For over a quarter of a century, between 1950 and 1976, in alternating seasons, the opening round of the tricolor championship was held right here: a small circuit laid out around a runway, now absorbed into the city and transformed into Enzo Ferrari Park. A symbolic place, capable of spanning different eras, all the way to hosting in 2017 Vasco Rossi’s “Modena Park,” the record-breaking concert in Italian music.
The last dance
The last CIV opener in Modena took place on March 21, 1976. In the premier class, Giacomo Agostini won, back with MV Agusta after Yamaha shut down its team, ahead of Marco Lucchinelli on Suzuki and a very young Nico Cereghini, also riding an RG 500 prepared by the Sacchi dealership.
All displacement classes and the best riders of the era were on track. The sun was pale, and the crisp air coming down from the Tuscan-Emilian Apennines helped keep the engines perfectly cool. All around, an astounding crowd: forty, maybe fifty thousand people packed in everywhere—on the Innocenti tube grandstands, on the wall of the nearby barracks, even on the skeletons of apartment buildings under construction in a city riding an economic boom and hungry for speed.
That atmosphere lives again in the docufilm “The Little Indianapolis – Stories of Men and Motorbikes”, directed by Fabio Fasulo and Francesca Mignardi and produced by Frame at Work.
The Modena myth becomes a docufilm
"The idea was born in 2021,” says Fasulo, “when Francesca realized that many Modenese who now go to Enzo Ferrari Park to run or train don’t know that there once stood a circuit where the greatest protagonists of postwar car and motorcycle racing competed."
Why did you choose to focus on motorbikes?
"The bond between Modena and the automobile has already been widely explored. Modenese motorcycling, on the other hand, despite producing multiple World Champions like Luca Cadalora and Walter Villa, has always eluded an organic narrative."
Who are the protagonists of the docufilm?
"
They are the witnesses of that era: from Giacomo Agostini to Luca Cadalora, to Claudio Lusuardi, along with tuners like Gianfranco Bursi and technicians like Francesco Villa. And then the enthusiasts of the time—children clinging to the aerautodrome fences who became successful adults, like Massimo Bottura and Matteo Panini."
From this experience, the
Cinematic Motor Fest was also born, the first Italian festival dedicated to motorsport told through cinema.
"Yes, we’ve reached the third edition,” Fasulo explains, “and last year we premiered the Hollywood production ‘Ferrari: Fury & the Monsters,’ dedicated to the relationship between Enzo Ferrari and Mauro Forghieri.

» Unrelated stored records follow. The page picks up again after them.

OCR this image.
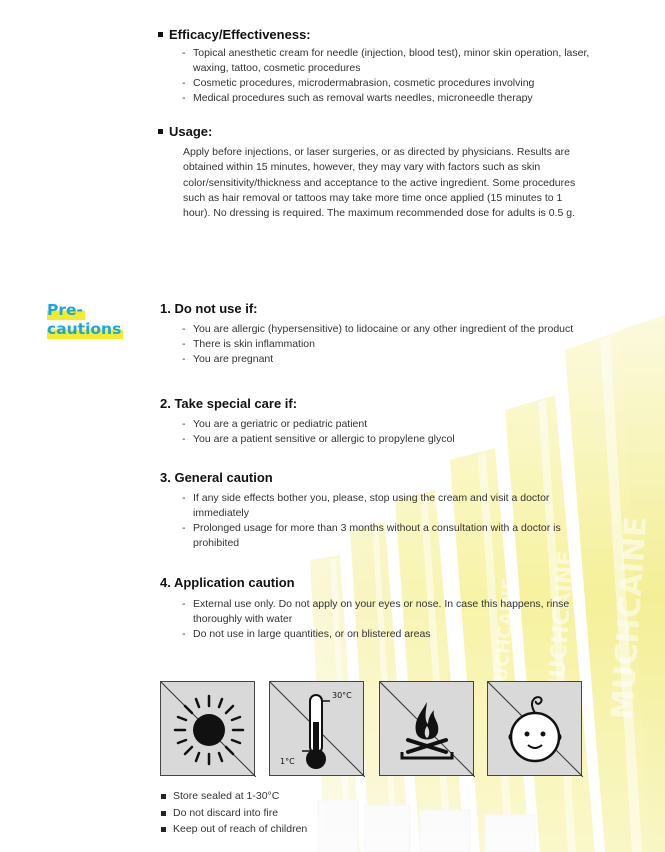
Efficacy/Effectiveness:
- Topical anesthetic cream for needle (injection, blood test), minor skin operation, laser, waxing, tattoo, cosmetic procedures
- Cosmetic procedures, microdermabrasion, cosmetic procedures involving
- Medical procedures such as removal warts needles, microneedle therapy
Usage:

Apply before injections, or laser surgeries, or as directed by physicians. Results are obtained within 15 minutes, however, they may vary with factors such as skin color/sensitivity/thickness and acceptance to the active ingredient. Some procedures such as hair removal or tattoos may take more time once applied (15 minutes to 1 hour). No dressing is required. The maximum recommended dose for adults is 0.5 g.

Pre-
cautions
1. Do not use if:
- You are allergic (hypersensitive) to lidocaine or any other ingredient of the product
- There is skin inflammation
- You are pregnant
2. Take special care if:
- You are a geriatric or pediatric patient
- You are a patient sensitive or allergic to propylene glycol
3. General caution
- If any side effects bother you, please, stop using the cream and visit a doctor immediately
- Prolonged usage for more than 3 months without a consultation with a doctor is prohibited
4. Application caution
- External use only. Do not apply on your eyes or nose. In case this happens, rinse thoroughly with water
- Do not use in large quantities, or on blistered areas
30°C
1°C
Store sealed at 1-30°C
Do not discard into fire
Keep out of reach of children
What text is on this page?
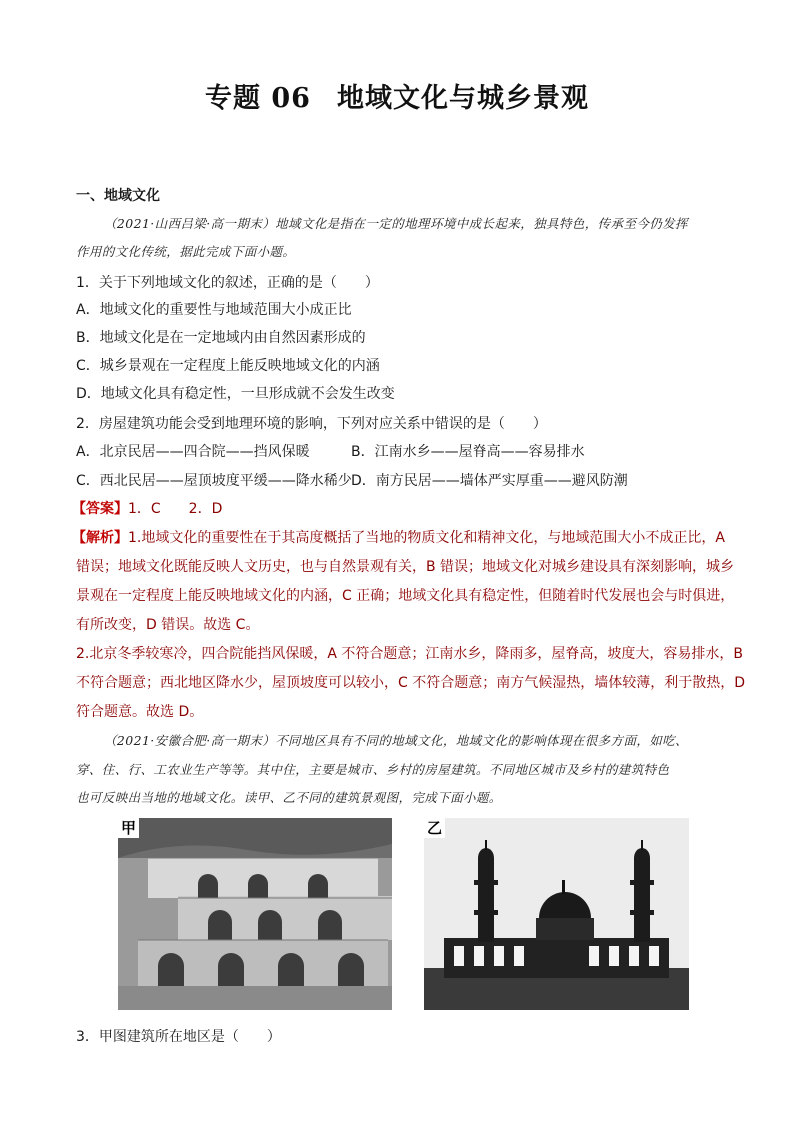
专题 06 地域文化与城乡景观
一、地域文化
（2021·山西吕梁·高一期末）地域文化是指在一定的地理环境中成长起来，独具特色，传承至今仍发挥
作用的文化传统，据此完成下面小题。
1．关于下列地域文化的叙述，正确的是（　　）
A．地域文化的重要性与地域范围大小成正比
B．地域文化是在一定地域内由自然因素形成的
C．城乡景观在一定程度上能反映地域文化的内涵
D．地域文化具有稳定性，一旦形成就不会发生改变
2．房屋建筑功能会受到地理环境的影响，下列对应关系中错误的是（　　）
A．北京民居——四合院——挡风保暖	B．江南水乡——屋脊高——容易排水
C．西北民居——屋顶坡度平缓——降水稀少 D．南方民居——墙体严实厚重——避风防潮
【答案】1．C　　2．D
【解析】1.地域文化的重要性在于其高度概括了当地的物质文化和精神文化，与地域范围大小不成正比，A
错误；地域文化既能反映人文历史，也与自然景观有关，B 错误；地域文化对城乡建设具有深刻影响，城乡
景观在一定程度上能反映地域文化的内涵，C 正确；地域文化具有稳定性，但随着时代发展也会与时俱进，
有所改变，D 错误。故选 C。
2.北京冬季较寒冷，四合院能挡风保暖，A 不符合题意；江南水乡，降雨多，屋脊高，坡度大，容易排水，B
不符合题意；西北地区降水少，屋顶坡度可以较小，C 不符合题意；南方气候湿热，墙体较薄，利于散热，D
符合题意。故选 D。
（2021·安徽合肥·高一期末）不同地区具有不同的地域文化，地域文化的影响体现在很多方面，如吃、
穿、住、行、工农业生产等等。其中住，主要是城市、乡村的房屋建筑。不同地区城市及乡村的建筑特色
也可反映出当地的地域文化。读甲、乙不同的建筑景观图，完成下面小题。
甲	乙
3．甲图建筑所在地区是（　　）
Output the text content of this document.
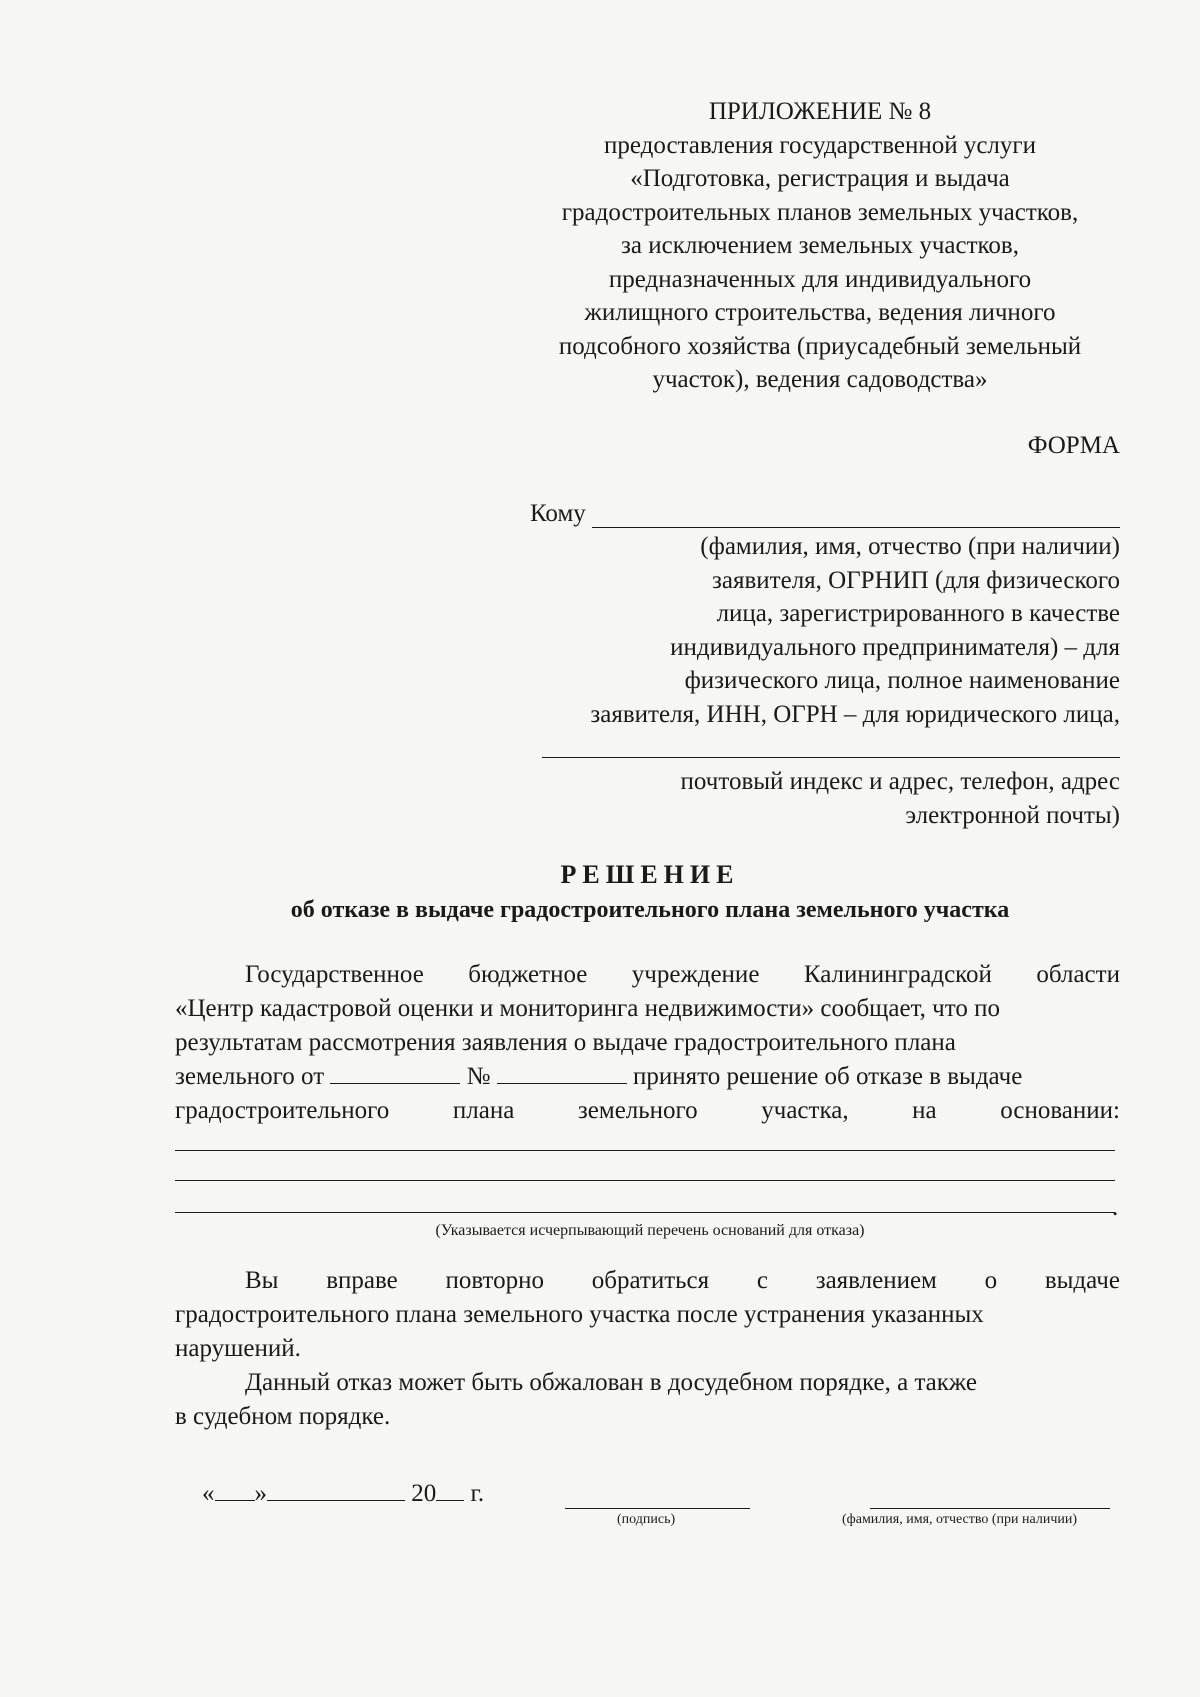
ПРИЛОЖЕНИЕ № 8
предоставления государственной услуги
«Подготовка, регистрация и выдача
градостроительных планов земельных участков,
за исключением земельных участков,
предназначенных для индивидуального
жилищного строительства, ведения личного
подсобного хозяйства (приусадебный земельный
участок), ведения садоводства»
ФОРМА
Кому
(фамилия, имя, отчество (при наличии)
заявителя, ОГРНИП (для физического
лица, зарегистрированного в качестве
индивидуального предпринимателя) – для
физического лица, полное наименование
заявителя, ИНН, ОГРН – для юридического лица,
почтовый индекс и адрес, телефон, адрес
электронной почты)
РЕШЕНИЕ
об отказе в выдаче градостроительного плана земельного участка
Государственное бюджетное учреждение Калининградской области
«Центр кадастровой оценки и мониторинга недвижимости» сообщает, что по
результатам рассмотрения заявления о выдаче градостроительного плана
земельного от	№	принято решение об отказе в выдаче
градостроительного	плана	земельного	участка,	на	основании:
.
(Указывается исчерпывающий перечень оснований для отказа)
Вы вправе повторно обратиться с заявлением о выдаче
градостроительного плана земельного участка после устранения указанных
нарушений.
Данный отказ может быть обжалован в досудебном порядке, а также
в судебном порядке.
« »	20 г.
(подпись)	(фамилия, имя, отчество (при наличии)
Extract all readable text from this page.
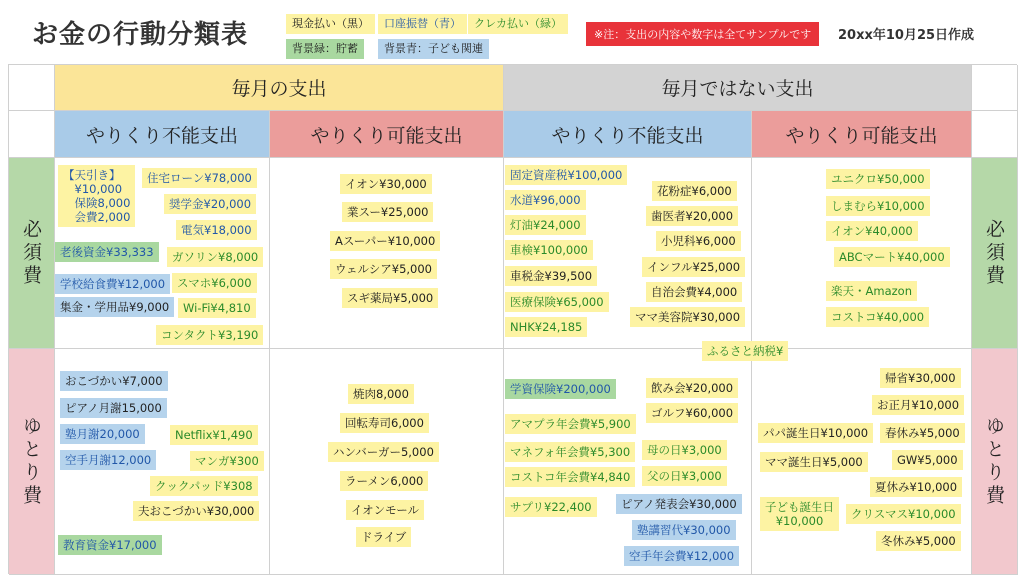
お金の行動分類表	現金払い（黒）	口座振替（青）	クレカ払い（緑）
背景緑：貯蓄	背景青：子ども関連
※注：支出の内容や数字は全てサンプルです	20xx年10月25日作成
毎月の支出	毎月ではない支出
やりくり不能支出	やりくり可能支出	やりくり不能支出	やりくり可能支出
必須費	必須費
ゆとり費	ゆとり費
【天引き】
　¥10,000
　保険8,000
　会費2,000
住宅ローン¥78,000
奨学金¥20,000
電気¥18,000
老後資金¥33,333	ガソリン¥8,000
学校給食費¥12,000	スマホ¥6,000
集金・学用品¥9,000	Wi-Fi¥4,810
コンタクト¥3,190
イオン¥30,000
業スー¥25,000
Aスーパー¥10,000
ウェルシア¥5,000
スギ薬局¥5,000
固定資産税¥100,000
水道¥96,000
灯油¥24,000
車検¥100,000
車税金¥39,500
医療保険¥65,000
NHK¥24,185
花粉症¥6,000
歯医者¥20,000
小児科¥6,000
インフル¥25,000
自治会費¥4,000
ママ美容院¥30,000
ユニクロ¥50,000
しまむら¥10,000
イオン¥40,000
ABCマート¥40,000
楽天・Amazon
コストコ¥40,000
ふるさと納税¥
おこづかい¥7,000
ピアノ月謝15,000
塾月謝20,000	Netflix¥1,490
空手月謝12,000	マンガ¥300
クックパッド¥308
夫おこづかい¥30,000
教育資金¥17,000
焼肉8,000
回転寿司6,000
ハンバーガー5,000
ラーメン6,000
イオンモール
ドライブ
学資保険¥200,000
アマプラ年会費¥5,900
マネフォ年会費¥5,300
コストコ年会費¥4,840
サプリ¥22,400
飲み会¥20,000
ゴルフ¥60,000
母の日¥3,000
父の日¥3,000
ピアノ発表会¥30,000
塾講習代¥30,000
空手年会費¥12,000
帰省¥30,000
お正月¥10,000
パパ誕生日¥10,000	春休み¥5,000
ママ誕生日¥5,000	GW¥5,000
夏休み¥10,000
子ども誕生日
¥10,000	クリスマス¥10,000
冬休み¥5,000
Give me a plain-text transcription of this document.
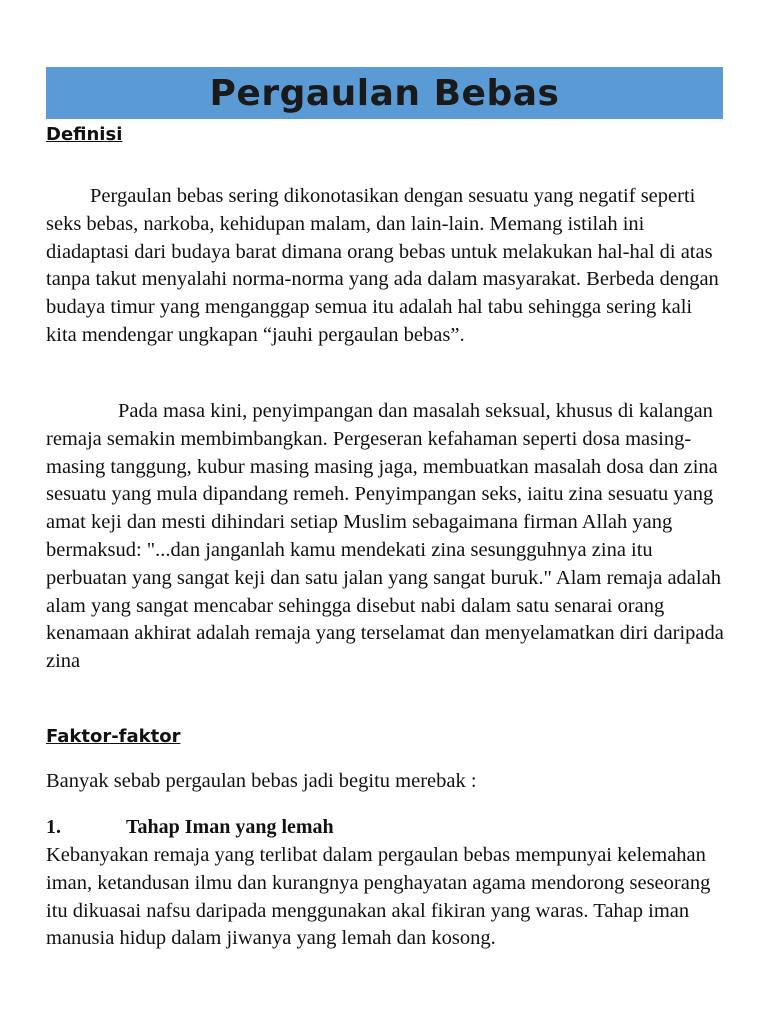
Pergaulan Bebas
Definisi

Pergaulan bebas sering dikonotasikan dengan sesuatu yang negatif seperti seks bebas, narkoba, kehidupan malam, dan lain-lain. Memang istilah ini diadaptasi dari budaya barat dimana orang bebas untuk melakukan hal-hal di atas tanpa takut menyalahi norma-norma yang ada dalam masyarakat. Berbeda dengan budaya timur yang menganggap semua itu adalah hal tabu sehingga sering kali kita mendengar ungkapan “jauhi pergaulan bebas”.

Pada masa kini, penyimpangan dan masalah seksual, khusus di kalangan remaja semakin membimbangkan. Pergeseran kefahaman seperti dosa masing-masing tanggung, kubur masing masing jaga, membuatkan masalah dosa dan zina sesuatu yang mula dipandang remeh. Penyimpangan seks, iaitu zina sesuatu yang amat keji dan mesti dihindari setiap Muslim sebagaimana firman Allah yang bermaksud: "...dan janganlah kamu mendekati zina sesungguhnya zina itu perbuatan yang sangat keji dan satu jalan yang sangat buruk." Alam remaja adalah alam yang sangat mencabar sehingga disebut nabi dalam satu senarai orang kenamaan akhirat adalah remaja yang terselamat dan menyelamatkan diri daripada zina

Faktor-faktor

Banyak sebab pergaulan bebas jadi begitu merebak :

1.	Tahap Iman yang lemah

Kebanyakan remaja yang terlibat dalam pergaulan bebas mempunyai kelemahan iman, ketandusan ilmu dan kurangnya penghayatan agama mendorong seseorang itu dikuasai nafsu daripada menggunakan akal fikiran yang waras. Tahap iman manusia hidup dalam jiwanya yang lemah dan kosong.
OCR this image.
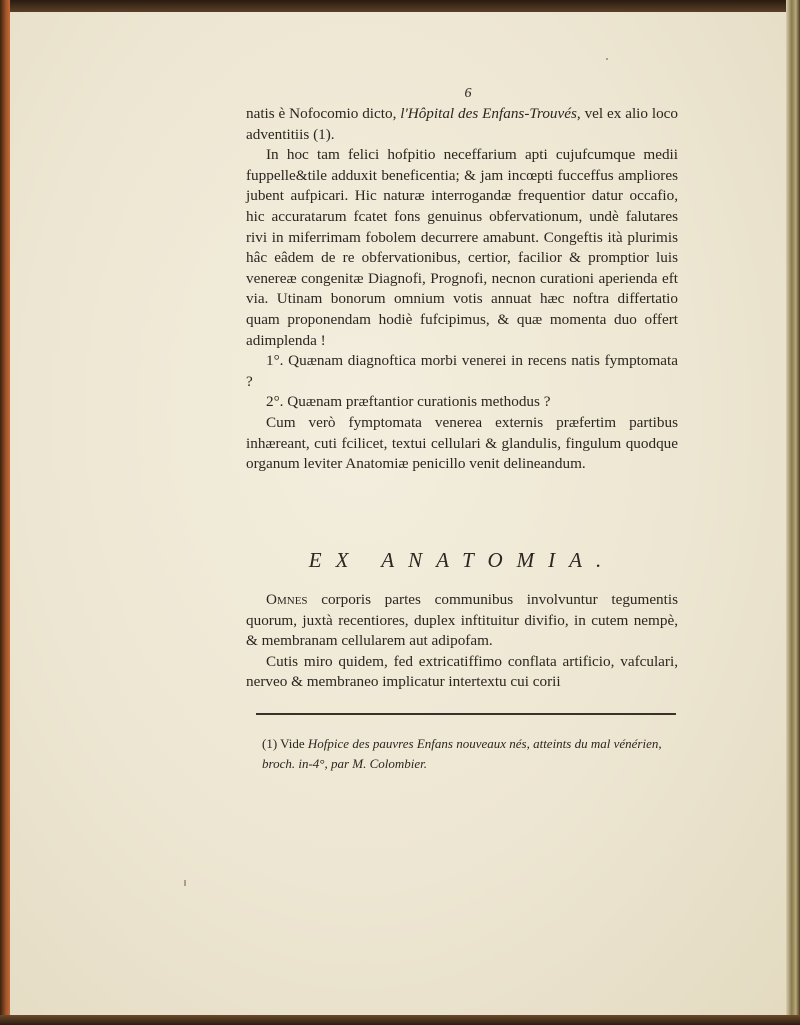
6

natis è Nofocomio dicto, l'Hôpital des Enfans-Trouvés, vel ex alio loco adventitiis (1).

In hoc tam felici hofpitio neceffarium apti cujufcumque medii fuppelle&tile adduxit beneficentia; & jam incœpti fucceffus ampliores jubent aufpicari. Hic naturæ interrogandæ frequentior datur occafio, hic accuratarum fcatet fons genuinus obfervationum, undè falutares rivi in miferrimam fobolem decurrere amabunt. Congeftis ità plurimis hâc eâdem de re obfervationibus, certior, facilior & promptior luis venereæ congenitæ Diagnofi, Prognofi, necnon curationi aperienda eft via. Utinam bonorum omnium votis annuat hæc noftra differtatio quam proponendam hodiè fufcipimus, & quæ momenta duo offert adimplenda !

1°. Quænam diagnoftica morbi venerei in recens natis fymptomata ?

2°. Quænam præftantior curationis methodus ?

Cum verò fymptomata venerea externis præfertim partibus inhæreant, cuti fcilicet, textui cellulari & glandulis, fingulum quodque organum leviter Anatomiæ penicillo venit delineandum.

EX ANATOMIA.

Omnes corporis partes communibus involvuntur tegumentis quorum, juxtà recentiores, duplex inftituitur divifio, in cutem nempè, & membranam cellularem aut adipofam.

Cutis miro quidem, fed extricatiffimo conflata artificio, vafculari, nerveo & membraneo implicatur intertextu cui corii

(1) Vide Hofpice des pauvres Enfans nouveaux nés, atteints du mal vénérien, broch. in-4°, par M. Colombier.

The 2026 edition will be held during the Motor Valley Fest, from May 28, with works like ‘Natural Born Driver,’ dedicated to Ivan Capelli, and ‘Ulysse,’ a French production about a differently-abled driver competing in Euro Nascar.”
And how can we watch ‘The Little Indianapolis’?
"After the official screenings, it’s now available on DVD, but we plan to show it again out of competition at the festival. Because fifty years on, the Little Indianapolis isn’t just a memory: it’s a piece of history that Modena still has yet to finish telling.”